The Connect Community will feature HP’s technology user community representing over 72,000 IT personnel globally. The primary goal of this event is to allow community members to brainstorm, network, and collaborate on opportunities that lead to maximum benefits from their investments in HP technologies. Vivit, as the independent HP Software community, will provide opportunities to connect with the industry’s thought-leaders.
NY startup to provide data science boot camp to qualified scientists and engineers
Michael Li of Foursquare has arranged a hacker boot camp for data scientists, called The Data Incubator. This boot camp will initiate the best and the brightest science and engineering PhDs into a data science career.

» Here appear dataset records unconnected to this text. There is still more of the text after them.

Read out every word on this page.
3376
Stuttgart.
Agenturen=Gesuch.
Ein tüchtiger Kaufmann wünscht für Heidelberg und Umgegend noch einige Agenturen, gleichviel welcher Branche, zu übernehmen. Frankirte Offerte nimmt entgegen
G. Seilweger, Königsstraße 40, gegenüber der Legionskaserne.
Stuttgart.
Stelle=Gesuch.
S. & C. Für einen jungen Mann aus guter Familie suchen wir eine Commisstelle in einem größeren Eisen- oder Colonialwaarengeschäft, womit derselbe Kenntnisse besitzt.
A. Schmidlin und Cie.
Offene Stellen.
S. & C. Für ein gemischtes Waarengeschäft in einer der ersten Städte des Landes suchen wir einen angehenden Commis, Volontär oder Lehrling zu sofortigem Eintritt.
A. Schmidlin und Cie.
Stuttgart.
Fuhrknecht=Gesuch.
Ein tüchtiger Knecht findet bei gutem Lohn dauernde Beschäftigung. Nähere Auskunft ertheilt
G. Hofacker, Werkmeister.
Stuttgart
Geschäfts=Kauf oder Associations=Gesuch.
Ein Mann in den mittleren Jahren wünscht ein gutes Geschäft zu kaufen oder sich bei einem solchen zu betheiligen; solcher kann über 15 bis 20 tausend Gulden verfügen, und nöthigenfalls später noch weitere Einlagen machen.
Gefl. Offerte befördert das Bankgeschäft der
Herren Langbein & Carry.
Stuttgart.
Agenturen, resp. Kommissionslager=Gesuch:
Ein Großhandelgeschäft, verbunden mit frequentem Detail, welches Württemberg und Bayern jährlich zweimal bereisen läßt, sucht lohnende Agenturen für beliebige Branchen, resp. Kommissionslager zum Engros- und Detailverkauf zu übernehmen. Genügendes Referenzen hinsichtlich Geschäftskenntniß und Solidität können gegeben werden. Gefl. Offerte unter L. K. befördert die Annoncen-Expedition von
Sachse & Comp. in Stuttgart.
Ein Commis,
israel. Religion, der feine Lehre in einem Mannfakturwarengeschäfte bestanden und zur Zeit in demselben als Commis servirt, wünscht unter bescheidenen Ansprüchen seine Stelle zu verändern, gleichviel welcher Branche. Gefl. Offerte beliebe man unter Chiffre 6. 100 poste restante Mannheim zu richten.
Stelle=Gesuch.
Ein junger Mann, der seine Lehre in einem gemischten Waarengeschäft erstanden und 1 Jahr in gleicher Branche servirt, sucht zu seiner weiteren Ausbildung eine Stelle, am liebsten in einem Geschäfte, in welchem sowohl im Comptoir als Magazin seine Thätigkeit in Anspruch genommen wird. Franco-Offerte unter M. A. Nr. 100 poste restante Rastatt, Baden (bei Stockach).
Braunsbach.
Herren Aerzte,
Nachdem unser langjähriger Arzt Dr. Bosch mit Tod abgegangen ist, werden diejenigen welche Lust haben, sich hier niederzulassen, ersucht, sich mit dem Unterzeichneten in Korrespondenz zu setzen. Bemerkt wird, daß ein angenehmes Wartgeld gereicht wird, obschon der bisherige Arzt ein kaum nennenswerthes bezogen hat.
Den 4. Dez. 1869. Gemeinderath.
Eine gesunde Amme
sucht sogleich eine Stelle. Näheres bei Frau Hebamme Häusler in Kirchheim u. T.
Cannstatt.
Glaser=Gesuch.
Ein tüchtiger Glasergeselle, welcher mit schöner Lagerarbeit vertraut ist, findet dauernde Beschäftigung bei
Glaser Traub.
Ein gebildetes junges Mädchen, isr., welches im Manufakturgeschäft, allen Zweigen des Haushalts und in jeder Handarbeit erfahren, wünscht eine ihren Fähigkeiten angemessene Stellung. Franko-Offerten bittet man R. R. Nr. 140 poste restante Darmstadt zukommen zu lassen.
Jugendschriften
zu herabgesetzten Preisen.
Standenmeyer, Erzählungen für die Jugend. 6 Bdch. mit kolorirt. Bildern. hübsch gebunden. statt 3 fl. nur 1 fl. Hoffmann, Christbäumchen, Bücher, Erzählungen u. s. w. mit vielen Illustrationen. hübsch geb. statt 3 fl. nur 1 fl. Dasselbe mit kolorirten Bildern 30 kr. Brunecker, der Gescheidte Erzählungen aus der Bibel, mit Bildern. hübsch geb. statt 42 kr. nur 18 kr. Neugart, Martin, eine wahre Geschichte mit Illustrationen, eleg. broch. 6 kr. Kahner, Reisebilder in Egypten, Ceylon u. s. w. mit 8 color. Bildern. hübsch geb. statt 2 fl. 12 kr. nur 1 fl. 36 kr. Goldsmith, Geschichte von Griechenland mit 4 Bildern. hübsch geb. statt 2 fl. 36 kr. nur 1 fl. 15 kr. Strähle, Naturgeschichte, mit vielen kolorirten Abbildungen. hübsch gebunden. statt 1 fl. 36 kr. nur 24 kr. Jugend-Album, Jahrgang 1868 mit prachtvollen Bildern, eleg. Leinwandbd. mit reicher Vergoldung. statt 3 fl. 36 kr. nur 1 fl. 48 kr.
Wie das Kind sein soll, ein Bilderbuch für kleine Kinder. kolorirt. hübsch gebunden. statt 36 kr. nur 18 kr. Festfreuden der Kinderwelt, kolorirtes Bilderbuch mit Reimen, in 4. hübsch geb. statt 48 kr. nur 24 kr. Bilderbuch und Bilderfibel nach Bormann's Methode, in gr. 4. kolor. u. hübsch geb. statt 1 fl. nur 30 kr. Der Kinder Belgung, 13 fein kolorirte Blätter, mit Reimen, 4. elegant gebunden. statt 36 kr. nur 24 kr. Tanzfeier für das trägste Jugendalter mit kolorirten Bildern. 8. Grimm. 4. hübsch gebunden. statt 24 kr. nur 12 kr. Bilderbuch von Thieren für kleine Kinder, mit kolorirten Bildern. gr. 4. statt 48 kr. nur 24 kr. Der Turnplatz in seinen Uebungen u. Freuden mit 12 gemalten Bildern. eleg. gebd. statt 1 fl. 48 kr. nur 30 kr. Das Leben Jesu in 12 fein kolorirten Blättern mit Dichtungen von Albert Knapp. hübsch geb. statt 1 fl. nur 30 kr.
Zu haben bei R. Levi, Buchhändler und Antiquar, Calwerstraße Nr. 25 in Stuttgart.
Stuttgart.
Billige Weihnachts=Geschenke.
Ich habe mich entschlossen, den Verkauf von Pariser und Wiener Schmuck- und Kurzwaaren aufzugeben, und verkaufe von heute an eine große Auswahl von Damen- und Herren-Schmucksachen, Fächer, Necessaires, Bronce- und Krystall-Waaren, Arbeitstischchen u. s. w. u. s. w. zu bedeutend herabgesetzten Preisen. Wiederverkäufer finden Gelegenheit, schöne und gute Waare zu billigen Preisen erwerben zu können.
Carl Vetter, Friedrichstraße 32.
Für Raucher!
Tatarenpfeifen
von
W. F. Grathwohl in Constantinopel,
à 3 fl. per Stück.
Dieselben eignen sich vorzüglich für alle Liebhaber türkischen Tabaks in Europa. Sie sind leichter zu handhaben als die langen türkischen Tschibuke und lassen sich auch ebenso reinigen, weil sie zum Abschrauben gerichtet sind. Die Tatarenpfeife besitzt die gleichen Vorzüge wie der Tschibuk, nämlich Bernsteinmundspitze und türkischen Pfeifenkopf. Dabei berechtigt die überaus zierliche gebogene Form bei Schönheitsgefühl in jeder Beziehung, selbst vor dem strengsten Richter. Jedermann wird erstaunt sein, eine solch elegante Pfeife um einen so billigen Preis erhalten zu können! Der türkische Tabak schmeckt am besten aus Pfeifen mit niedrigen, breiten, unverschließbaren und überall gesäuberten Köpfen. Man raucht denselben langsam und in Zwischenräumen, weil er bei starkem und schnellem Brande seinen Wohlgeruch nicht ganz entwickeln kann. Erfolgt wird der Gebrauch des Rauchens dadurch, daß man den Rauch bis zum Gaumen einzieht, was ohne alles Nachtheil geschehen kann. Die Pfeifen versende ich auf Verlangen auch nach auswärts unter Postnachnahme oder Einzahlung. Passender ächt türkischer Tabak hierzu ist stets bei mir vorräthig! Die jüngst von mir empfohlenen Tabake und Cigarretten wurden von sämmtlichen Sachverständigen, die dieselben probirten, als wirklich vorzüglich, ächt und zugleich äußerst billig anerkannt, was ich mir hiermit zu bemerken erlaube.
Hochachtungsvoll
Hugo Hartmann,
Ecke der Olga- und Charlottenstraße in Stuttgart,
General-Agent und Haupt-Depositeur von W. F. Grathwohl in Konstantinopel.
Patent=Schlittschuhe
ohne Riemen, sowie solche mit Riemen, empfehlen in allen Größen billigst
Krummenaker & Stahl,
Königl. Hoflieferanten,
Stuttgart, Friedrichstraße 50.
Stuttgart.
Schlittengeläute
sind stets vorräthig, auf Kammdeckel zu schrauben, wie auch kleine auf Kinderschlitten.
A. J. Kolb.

Scheduled to begin in June of his year, the program is certainly not meant for newbies, but for individuals with programming experience, qualitative aptitude, and communication skills. Li plans to introduce the tools of the trade to the students, which is an added bonus.
The six-week boot camp, to be conducted at New York City will not cost anything beyond the room and board expenses! What The Data Incubator has planned is taking a fee from the employer partners during any hiring event. If The Data Incubator alumni get hired as data scientists or quantitative analysts, that will surely give a market boost to this program.
Li says, We’re really trying to turn the educational model on its head, said Li. The idea that you should pay for your own training when youre so close to being employable I just don’t think it’s right.
Li’s professional background includes a post as plasma researcher at NASA, a post as an analyst at financial institutions, and currently as a data scientist at Foursquare. He earned a combined PhD in computational and applied mathematics from Princeton last year.